Representantes do povo de santo e da OAB tiveram reunião com o comando da polícia militar de Alagoas

A fim de denunciar os casos de intolerância religiosa e violência policial, vários representantes de entidades ligadas aos cultos afrobrasileiros reuniram-se na sexta-feira passada (24/7) com o presidente da Comissão de Direitos Humanos da OAB de Alagoas, Gilberto Irineu de Medeiros.

- Esses episódios são uma afronta ao Estado de Direito. Vão totalmente contra a constituição. São um desrespeito e um cerceamento à liberdade de culto e de crenças. É resultado da ignorância, do despreparo e da falta de conhecimento jurídico, humano e técnico da polícia estadual - brada o advogado.

Por sugestão de Medeiros, foram reunir-se também com o comandante da polícia militar no Estado de Alagoas. No encontro, além de cobrar uma investigação acerca do ocorrido, ficou acertado que as religiões de matriz africanas passariam a integrar a formação dos policiais.

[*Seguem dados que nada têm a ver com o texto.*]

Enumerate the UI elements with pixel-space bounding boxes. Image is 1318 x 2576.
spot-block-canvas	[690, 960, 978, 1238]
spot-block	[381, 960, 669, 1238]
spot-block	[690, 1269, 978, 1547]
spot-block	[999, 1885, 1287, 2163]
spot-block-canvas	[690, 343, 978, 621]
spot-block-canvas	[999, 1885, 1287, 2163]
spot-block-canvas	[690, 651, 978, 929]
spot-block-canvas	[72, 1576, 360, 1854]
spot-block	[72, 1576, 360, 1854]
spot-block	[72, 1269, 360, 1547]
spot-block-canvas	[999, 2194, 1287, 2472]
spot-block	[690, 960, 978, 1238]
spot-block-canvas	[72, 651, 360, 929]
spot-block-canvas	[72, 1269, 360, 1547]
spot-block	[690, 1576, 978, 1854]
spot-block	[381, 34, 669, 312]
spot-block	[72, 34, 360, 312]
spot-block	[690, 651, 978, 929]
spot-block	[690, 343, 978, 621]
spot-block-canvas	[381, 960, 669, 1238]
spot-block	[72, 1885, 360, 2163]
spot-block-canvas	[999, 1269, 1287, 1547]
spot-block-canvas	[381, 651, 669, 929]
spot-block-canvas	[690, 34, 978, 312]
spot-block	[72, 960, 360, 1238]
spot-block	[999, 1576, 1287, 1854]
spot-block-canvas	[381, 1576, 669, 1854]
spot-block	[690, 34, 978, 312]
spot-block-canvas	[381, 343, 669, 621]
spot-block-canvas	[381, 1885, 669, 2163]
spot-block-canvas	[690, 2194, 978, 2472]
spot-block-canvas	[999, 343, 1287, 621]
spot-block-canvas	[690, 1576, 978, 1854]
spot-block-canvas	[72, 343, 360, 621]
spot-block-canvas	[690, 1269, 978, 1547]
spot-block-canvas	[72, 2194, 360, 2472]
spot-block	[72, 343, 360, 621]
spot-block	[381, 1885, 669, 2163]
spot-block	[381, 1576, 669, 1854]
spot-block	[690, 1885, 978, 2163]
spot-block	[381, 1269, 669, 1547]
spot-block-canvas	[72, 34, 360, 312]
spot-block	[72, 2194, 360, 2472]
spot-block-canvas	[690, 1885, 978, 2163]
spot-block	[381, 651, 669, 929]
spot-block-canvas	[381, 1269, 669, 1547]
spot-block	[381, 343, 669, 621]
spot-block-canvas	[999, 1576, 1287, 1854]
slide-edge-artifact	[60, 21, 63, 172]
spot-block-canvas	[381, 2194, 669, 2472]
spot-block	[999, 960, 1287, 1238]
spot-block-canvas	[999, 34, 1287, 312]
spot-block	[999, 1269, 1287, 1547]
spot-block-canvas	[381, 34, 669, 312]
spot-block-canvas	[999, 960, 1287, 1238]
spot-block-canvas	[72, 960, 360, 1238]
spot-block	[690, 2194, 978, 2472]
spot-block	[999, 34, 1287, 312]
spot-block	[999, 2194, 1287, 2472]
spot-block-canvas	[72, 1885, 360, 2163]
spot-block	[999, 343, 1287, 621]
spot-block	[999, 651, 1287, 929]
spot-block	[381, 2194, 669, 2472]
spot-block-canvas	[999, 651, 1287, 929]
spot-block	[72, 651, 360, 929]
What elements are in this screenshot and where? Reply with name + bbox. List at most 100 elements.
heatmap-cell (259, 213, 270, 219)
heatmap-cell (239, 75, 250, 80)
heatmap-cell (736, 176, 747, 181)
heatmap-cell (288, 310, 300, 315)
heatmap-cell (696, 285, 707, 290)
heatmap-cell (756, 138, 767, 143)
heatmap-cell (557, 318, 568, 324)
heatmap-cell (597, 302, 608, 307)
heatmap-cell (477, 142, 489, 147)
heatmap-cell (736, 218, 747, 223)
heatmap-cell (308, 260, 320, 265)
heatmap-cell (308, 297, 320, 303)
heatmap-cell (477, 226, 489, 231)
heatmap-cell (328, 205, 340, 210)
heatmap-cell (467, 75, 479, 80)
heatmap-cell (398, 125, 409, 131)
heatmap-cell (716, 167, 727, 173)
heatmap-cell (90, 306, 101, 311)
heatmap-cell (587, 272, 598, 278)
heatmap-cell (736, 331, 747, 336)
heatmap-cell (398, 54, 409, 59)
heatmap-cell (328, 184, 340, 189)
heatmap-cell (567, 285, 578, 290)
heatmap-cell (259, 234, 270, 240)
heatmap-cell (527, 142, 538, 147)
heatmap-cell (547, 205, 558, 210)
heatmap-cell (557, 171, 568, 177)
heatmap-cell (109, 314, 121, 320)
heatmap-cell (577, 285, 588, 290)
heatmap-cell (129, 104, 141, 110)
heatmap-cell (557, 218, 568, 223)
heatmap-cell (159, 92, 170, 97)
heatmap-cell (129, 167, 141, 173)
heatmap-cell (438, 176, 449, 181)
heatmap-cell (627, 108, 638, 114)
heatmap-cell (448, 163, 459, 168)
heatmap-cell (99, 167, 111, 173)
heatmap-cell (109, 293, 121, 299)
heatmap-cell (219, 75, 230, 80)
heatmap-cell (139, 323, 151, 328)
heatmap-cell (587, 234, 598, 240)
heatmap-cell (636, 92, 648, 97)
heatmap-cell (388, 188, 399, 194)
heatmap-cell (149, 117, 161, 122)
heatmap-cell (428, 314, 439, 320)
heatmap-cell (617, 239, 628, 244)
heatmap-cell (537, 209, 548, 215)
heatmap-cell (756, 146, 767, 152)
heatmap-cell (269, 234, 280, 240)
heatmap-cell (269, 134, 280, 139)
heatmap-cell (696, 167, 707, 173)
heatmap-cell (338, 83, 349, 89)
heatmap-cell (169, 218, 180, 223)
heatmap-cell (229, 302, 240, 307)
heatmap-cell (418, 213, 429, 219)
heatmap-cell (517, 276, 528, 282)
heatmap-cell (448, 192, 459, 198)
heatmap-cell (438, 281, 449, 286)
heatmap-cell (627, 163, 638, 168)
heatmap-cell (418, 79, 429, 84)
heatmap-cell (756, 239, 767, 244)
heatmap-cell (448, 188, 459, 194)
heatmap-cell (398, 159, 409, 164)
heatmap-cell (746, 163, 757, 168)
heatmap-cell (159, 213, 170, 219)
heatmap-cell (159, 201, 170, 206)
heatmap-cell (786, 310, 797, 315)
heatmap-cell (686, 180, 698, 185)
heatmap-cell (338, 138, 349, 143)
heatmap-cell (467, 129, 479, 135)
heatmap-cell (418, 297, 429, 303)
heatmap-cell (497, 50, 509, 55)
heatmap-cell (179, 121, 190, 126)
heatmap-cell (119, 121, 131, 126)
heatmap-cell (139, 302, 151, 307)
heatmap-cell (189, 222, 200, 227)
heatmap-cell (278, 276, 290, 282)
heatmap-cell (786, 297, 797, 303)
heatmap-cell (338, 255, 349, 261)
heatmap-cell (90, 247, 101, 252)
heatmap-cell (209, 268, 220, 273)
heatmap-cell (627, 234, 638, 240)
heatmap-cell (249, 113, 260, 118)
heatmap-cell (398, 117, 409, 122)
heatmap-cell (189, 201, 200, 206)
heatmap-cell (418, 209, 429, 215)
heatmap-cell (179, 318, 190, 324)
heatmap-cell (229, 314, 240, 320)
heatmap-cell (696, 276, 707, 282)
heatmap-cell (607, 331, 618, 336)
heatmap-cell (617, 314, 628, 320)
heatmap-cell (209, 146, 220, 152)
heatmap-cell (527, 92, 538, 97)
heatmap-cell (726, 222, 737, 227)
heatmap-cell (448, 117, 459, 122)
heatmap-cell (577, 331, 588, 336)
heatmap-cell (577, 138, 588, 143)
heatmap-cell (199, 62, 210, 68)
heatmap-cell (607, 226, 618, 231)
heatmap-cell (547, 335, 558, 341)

- O comandante acolheu nossas sugestões de incluir o sincretismo religioso e as religiões de matriz africana na formação de praças e de oficiais. Também vai reorientá-los em relação ao tratamento de terreiros. Quanto às denúncias, ele disse para aguardar informações dos comandantes da capital e do interior sobre ações policiais em terreiros - explica o presidente da comissão de direitos humanos da OAB.

"Violência é resultado da ignorância, do despreparo e da falta de conhecimento da PM"

"Violência é resultado da ignorância, do despreparo e da falta de conhecimento da PM"

Gilberto Irineu de Medeiros explica que, caso as entidades ligadas ao candomblé tivessem formalizado a denúncia na OAB, a Ordem já haveria acionado o Ministério Público e a corregedoria da polícia militar.

Entretanto, como foi um queixa informal, ambas as partes optaram por um contato com o comandante geral da PM.

- Mas se isso se repetir, a OAB entrará fortemente em ação. Não tenha dúvida que agirei de imediato - garante.